Picture of a dirty Boston Terrier to illustrate dogs get baths

How often should dogs get baths?

Experts recommend that dogs get baths about every one to three months. We got curious about it when we realized that three of our dogs hadn’t had baths in a really long time. We’re not even sure how long it’s been, so we figured it’s about time.

Picture of a dirty Boston Terrier to illustrate dogs get baths
Booker after he rolled in the dirt.

Other than Tango, who gets a medicated bath every week for a skin issue, the other dogs all have short hair. They’re indoor dogs, so the dirt factor is minimal. A couple of years ago Booker (Fran’s 11-year-old Boston Terrier) had a fixation with rolling in dirt in the yard. Fortunately, he seems to have gotten over it. He never did make the connection between “rolling in dirt” and “bath.” The first was always closely followed by the second.

Regular maintenance

While we’re not really conscientious about baths, regular grooming is constantly happening. Brushing happens several times a week, nail-grinding, face-washing, and ear-cleaning are regular Sunday activities. Making it a habit every week means the dogs know what’s coming and are accustomed to it. It also helps that we’ve trained them to accept it. While none of them is crazy about any of it, they tolerate it just fine. The one highlight for the dogs is regular application of coconut oil to their noses. Torque (Hope’s French Bulldog) needs it, the rest just want their turn. It can’t do any harm, so all the lined-up noses get oiled.

Speaking of oils, all dogs have glands that secrete oils onto their skin. Most of these are around the paws, back of the neck, rump, chin, and tail. The stuff they exude, called sebum, is “important for keeping the skin soft, moist and pliable,” according to the Merck Veterinary Manual. What we didn’t know is that “Sebum gives the hair coat sheen and has antibiotic properties.” The “antibiotic” part was news for us. We may use that to justify the lack of baths in their lives.

Not too often

As a matter of fact, bathing your dog too often can dry out the skin and cause flakiness.

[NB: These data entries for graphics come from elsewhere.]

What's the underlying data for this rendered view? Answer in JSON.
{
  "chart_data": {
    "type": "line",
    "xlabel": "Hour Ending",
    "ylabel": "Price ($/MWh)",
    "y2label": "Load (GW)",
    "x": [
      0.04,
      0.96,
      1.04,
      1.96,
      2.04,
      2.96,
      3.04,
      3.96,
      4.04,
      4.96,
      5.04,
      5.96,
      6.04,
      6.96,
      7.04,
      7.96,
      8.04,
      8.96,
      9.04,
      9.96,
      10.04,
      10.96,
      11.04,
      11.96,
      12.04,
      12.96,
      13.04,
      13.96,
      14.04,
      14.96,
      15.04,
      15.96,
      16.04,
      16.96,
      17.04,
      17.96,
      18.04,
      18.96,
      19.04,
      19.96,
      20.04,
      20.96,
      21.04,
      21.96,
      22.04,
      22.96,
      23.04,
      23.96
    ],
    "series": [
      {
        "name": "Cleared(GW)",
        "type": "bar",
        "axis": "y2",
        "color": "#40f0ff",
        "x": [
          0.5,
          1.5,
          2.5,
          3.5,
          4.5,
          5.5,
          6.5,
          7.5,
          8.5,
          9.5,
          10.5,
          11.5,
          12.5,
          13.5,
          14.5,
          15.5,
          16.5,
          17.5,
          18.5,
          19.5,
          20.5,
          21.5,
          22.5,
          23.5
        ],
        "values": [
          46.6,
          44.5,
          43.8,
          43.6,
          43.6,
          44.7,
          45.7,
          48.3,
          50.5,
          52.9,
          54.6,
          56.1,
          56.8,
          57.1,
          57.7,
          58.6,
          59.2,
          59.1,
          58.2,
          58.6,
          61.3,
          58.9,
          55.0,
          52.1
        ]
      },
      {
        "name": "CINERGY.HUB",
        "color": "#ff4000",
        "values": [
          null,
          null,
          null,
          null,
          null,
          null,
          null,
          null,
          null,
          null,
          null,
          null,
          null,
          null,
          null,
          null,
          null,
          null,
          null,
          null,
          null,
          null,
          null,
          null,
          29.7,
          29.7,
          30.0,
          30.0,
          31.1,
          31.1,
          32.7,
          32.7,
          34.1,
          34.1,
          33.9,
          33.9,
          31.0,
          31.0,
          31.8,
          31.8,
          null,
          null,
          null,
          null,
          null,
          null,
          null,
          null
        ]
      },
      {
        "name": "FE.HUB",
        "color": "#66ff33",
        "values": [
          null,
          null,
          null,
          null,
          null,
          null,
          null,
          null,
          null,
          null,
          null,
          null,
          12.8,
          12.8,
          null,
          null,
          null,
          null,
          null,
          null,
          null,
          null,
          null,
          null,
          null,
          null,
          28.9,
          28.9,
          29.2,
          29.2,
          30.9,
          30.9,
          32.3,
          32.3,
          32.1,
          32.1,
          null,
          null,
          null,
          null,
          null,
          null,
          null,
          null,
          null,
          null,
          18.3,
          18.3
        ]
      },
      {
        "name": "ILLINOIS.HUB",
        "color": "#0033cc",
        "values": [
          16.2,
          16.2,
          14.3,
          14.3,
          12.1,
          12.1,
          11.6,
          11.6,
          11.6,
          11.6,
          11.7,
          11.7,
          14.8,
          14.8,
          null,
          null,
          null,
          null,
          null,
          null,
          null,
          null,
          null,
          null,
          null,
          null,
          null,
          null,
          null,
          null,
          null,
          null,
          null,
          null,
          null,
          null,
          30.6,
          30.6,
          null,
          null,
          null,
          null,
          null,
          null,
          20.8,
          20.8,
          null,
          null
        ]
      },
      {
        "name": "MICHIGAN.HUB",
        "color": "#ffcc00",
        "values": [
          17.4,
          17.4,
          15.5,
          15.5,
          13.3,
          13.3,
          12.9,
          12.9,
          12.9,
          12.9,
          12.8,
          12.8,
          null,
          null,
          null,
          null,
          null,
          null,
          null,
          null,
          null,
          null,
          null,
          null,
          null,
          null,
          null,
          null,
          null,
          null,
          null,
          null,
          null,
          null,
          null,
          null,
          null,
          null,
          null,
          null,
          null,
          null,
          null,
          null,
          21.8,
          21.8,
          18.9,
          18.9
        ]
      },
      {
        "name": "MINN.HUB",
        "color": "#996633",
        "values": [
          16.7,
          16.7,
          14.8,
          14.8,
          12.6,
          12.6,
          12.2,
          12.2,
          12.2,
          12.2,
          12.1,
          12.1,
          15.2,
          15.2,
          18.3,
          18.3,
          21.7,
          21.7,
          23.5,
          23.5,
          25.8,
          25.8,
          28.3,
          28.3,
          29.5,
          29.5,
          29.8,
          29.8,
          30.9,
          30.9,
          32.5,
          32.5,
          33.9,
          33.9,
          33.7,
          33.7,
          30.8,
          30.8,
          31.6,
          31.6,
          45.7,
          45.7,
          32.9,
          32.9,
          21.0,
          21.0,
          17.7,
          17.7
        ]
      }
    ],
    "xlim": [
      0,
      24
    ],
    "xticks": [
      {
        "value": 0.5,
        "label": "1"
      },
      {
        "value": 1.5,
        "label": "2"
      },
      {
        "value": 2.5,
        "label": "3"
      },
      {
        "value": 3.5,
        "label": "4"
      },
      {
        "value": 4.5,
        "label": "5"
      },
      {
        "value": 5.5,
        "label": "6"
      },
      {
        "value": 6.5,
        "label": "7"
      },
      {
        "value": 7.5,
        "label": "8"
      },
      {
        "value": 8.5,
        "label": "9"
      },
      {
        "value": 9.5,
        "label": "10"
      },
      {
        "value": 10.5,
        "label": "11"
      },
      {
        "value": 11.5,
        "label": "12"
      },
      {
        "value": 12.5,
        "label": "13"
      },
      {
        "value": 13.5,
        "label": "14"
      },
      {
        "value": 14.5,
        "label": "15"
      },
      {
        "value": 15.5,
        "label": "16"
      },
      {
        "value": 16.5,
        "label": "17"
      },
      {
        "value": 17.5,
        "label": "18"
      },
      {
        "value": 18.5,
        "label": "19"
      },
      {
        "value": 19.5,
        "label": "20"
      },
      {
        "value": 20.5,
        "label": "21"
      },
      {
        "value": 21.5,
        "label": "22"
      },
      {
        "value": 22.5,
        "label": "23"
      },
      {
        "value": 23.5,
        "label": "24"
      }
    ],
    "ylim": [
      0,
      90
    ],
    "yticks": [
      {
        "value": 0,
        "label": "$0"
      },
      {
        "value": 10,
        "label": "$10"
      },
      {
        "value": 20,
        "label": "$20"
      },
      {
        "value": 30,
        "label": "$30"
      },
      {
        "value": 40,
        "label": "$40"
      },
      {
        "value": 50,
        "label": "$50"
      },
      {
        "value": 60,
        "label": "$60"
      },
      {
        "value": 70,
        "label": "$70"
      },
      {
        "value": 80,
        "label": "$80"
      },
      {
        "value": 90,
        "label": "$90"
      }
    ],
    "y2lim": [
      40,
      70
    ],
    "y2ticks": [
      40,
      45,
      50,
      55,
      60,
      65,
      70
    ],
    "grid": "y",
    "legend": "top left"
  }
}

Brushing distributes the oil through the coat and keeps the dog’s skin and fur in better shape. It doesn’t work for every dog. Fran’s Simon is prone to flakiness despite daily brushing with a rubber curry comb. In addition to brushing, he gets an application of moisturizing lotion while still damp after a bath. You can also combine moisturizer with water in a spray bottle and apply it to your dog’s fur. It has the side benefit of making their fur really soft. 

Tango over-produces oils and feels greasy after a few days. The medicated bath helps condition his coat and keeps the greasy feeling at bay. It does absolutely nothing for his disposition, especially since the medicated shampoo has to stay on for 10 minutes. Fran’s knees aren’t crazy about the procedure, either.

Obviously, if/when your dog gets stinky, it’s time for a bath. If you use a flea and tick preventative, be sure to read the instructions. Some recommend waiting a few days after application before you bathe your dog. 

Spot cleaning

If your dog is frequently licking their paws or scratching their ears, it may be a sign of allergies. We’ve found it helps to rinse or wipe their paws when they come inside. It only works if your dog has contact allergies, like Torque, who has a mild grass allergy. We keep unscented baby wipes near the door for convenience. 

There’s no hard-and-fast rule about how often to give your dogs a bath. We’re going to try to stick to the quarterly plan. But no promises.